Si dans ma tête tout est clair, qu’en sera-t-il dans l’esprit de l’aède auquel je m’adresse ? Saura-t-il interpréter ce dont j’ai envie de parler ? Comme par exemple : réfléchir sur la portée d’un mot mal perçu par un protagoniste qui réplique par un autre mot, puis s’en suit une escalade d’échanges de mots virulents qui conduisent à une échauffourée. Il y a les mots qui blessent, les mots qui dépriment, les mots qui tuent… la liste est longue. Si les mots sont souvent la source de tous les maux, ils sont aussi une source de bien-être. Il y a les mots qui enchantent, les mots qui font rêver, les mots qui redonnent de l’espoir, les mots qui font revivre, les mots qui bercent, les mots qui endorment, les mots qui réveillent…et ainsi de suite.

Si la parole est d’argent, le silence est d’or ! De cette sentence, on peut tirer quatre cas de figure :

1 – Parler et prendre le risque de faire un mauvais choix.

2 - Se taire et accepter de devenir complice face à une injustice.

3 - Dire les choses indirectement et être incompris.

4 - Parler comme le fait un dérangé et accepter de passer pour un fou.

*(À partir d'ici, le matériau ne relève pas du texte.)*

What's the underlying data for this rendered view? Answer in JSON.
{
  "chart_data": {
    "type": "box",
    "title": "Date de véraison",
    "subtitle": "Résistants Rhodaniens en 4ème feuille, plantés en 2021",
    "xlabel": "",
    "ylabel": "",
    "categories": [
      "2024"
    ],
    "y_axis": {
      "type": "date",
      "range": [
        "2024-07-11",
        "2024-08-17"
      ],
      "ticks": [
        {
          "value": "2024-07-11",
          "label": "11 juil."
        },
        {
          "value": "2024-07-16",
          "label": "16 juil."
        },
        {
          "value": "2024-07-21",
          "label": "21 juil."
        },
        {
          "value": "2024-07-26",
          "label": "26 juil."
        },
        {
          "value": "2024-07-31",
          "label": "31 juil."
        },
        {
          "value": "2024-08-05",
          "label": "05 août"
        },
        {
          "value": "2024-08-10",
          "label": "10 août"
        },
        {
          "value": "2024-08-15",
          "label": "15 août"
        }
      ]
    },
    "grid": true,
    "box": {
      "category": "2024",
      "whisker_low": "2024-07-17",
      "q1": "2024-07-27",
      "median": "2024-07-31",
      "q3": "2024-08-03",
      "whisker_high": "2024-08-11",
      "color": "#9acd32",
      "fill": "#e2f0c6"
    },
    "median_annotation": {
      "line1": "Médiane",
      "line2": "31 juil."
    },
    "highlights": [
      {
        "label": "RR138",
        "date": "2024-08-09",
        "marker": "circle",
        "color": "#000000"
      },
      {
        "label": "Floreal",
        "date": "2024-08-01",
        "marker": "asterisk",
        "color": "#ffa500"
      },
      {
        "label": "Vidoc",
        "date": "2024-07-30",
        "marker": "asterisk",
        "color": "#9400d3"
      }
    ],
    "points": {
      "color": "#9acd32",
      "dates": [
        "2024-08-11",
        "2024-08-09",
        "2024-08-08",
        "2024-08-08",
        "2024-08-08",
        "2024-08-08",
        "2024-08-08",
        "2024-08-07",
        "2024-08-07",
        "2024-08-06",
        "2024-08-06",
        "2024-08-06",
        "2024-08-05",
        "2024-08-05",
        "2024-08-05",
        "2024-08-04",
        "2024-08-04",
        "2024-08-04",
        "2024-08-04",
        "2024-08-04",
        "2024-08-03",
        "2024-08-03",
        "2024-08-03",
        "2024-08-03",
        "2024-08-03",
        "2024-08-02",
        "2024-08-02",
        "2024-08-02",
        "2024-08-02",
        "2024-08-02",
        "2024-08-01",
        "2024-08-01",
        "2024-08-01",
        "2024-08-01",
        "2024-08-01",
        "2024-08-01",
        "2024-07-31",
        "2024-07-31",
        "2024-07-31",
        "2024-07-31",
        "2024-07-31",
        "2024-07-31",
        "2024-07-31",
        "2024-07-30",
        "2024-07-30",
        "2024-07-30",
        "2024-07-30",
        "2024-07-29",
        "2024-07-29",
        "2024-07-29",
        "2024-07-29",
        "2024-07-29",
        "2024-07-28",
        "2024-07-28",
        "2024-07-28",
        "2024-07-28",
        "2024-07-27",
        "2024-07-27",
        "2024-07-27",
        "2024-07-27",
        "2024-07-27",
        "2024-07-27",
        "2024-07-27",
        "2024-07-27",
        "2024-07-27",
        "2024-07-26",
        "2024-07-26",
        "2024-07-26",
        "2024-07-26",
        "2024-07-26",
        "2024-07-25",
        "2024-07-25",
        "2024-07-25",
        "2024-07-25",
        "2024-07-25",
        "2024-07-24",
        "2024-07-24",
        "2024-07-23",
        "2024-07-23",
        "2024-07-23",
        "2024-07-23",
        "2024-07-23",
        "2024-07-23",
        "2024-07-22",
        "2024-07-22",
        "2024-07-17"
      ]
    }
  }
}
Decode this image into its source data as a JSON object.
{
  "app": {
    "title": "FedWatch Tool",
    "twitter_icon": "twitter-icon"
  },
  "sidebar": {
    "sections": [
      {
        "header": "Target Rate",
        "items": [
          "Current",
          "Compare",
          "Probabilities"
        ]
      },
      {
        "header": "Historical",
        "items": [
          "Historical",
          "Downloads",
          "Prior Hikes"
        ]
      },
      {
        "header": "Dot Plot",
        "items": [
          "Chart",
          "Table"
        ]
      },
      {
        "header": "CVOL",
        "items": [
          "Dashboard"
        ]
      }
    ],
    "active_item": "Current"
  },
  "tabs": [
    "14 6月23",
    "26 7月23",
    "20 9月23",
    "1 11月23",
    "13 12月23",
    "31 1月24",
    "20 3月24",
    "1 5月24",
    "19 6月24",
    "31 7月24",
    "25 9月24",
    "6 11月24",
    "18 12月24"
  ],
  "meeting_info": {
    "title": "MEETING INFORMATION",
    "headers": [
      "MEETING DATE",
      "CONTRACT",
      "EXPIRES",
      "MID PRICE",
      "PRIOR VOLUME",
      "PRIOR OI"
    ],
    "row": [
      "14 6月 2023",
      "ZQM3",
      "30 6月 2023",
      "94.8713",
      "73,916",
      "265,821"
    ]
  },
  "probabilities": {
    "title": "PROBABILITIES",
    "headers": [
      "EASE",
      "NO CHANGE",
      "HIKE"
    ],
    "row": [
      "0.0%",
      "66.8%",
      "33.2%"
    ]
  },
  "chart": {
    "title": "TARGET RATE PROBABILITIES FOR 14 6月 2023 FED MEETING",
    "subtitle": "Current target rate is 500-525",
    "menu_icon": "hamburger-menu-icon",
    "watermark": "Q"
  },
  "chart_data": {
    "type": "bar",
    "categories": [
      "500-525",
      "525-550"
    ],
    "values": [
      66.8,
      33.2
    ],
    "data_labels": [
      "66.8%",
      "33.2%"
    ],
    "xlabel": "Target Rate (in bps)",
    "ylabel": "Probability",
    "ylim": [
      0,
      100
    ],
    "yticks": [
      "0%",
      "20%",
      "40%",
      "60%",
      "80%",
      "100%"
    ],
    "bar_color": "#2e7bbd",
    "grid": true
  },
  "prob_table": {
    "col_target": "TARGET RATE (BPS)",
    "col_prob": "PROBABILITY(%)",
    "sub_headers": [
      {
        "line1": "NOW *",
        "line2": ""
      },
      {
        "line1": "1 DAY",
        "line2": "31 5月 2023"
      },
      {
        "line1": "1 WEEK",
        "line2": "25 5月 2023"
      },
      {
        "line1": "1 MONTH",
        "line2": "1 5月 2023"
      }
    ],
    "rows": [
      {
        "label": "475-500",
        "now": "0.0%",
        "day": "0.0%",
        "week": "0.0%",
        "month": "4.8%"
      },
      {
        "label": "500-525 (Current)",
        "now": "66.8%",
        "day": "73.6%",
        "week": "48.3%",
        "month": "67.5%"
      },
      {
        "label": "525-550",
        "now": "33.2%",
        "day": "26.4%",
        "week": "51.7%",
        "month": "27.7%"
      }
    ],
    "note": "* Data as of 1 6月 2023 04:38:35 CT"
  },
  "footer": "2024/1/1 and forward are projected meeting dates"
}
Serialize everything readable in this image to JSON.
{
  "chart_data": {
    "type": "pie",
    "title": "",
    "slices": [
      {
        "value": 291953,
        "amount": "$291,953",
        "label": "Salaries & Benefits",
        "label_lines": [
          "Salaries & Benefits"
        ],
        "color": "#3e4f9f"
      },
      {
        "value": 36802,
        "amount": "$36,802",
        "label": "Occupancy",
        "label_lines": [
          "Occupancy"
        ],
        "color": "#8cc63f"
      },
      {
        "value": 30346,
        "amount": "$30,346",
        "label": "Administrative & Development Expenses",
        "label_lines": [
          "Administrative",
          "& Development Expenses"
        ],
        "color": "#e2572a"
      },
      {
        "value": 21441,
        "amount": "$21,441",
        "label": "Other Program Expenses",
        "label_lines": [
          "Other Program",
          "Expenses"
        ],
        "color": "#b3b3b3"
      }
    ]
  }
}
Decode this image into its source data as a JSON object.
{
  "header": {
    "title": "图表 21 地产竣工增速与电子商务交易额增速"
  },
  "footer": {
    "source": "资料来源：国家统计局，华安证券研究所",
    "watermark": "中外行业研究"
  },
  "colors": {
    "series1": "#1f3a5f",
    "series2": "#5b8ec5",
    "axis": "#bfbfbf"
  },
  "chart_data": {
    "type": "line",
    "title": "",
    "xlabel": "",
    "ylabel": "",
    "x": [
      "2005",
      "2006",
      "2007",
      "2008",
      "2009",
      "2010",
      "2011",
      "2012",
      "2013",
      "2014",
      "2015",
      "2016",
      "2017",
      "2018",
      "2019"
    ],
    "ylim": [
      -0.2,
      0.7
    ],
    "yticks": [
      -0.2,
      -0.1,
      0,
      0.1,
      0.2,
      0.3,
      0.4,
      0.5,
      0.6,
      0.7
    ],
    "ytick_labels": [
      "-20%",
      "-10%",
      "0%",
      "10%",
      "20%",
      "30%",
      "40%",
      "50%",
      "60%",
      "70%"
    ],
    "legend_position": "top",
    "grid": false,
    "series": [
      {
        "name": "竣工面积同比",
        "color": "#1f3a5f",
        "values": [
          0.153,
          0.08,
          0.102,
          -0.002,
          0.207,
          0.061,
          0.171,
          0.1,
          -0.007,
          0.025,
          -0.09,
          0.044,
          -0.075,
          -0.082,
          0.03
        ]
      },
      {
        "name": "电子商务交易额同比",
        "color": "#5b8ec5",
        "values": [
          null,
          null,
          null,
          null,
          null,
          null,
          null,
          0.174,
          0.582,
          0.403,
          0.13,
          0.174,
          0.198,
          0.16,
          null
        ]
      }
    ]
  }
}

Dans le premier cas, la parole peut être d’argent si elle est dite dans le sens du bien. A l’inverse, elle peut être une balle d’argent et tuer. Dans le second cas, le silence peut être d’or pour la personne capable de supporter son poids. En effet, une personne honnête, ne peut pas accepter une charge aussi lourde de remords qui lui écraserait la cervelle et dont les tortures à vie sont inacceptables. Dans le troisième cas, les mots du poète n’ont de valeur que s’ils sont dits sans zigzag pour ne pas parler dans le vide. Reste donc la parole du marginal qui dit explicitement sa pensée en vociférant des insultes à l’adresse de tout le monde. Les gens dont il se marre et qui ne voient en lui qu’un malade à plaindre et non à blâmer, sont eux aussi à plaindre. Puis on finit par se marrer les uns des autres, se blâmer mutuellement et tant pis si on est plus de fous pour mieux en rire.

Depuis toujours, la parole de l’être humain n’a fait que tuer, qu’elle soit de plomb, de bronze ou de métal quelconque, elle continue de faire des ravages. Ceci dit, heureusement qu’il existe une parole parvenue jusqu’à nous sous une forme de message codé dans la conscience de chacun. Cette parole de vérité abstraite que l’homme interprète à sa manière, nous guide, nous oriente et nous dicte la voie à suivre. Ce don indéfinissable et indéchiffrable qui loge dans l’esprit de chaque individu normalement constitué, peut se résumer en une simple phrase accessible à tout être humain : « Tu ne tueras point ».

Ainsi parlait Zarathoustra et ainsi parlait tel ou tel autre décomposé depuis des lustres, mais vivant par la parole.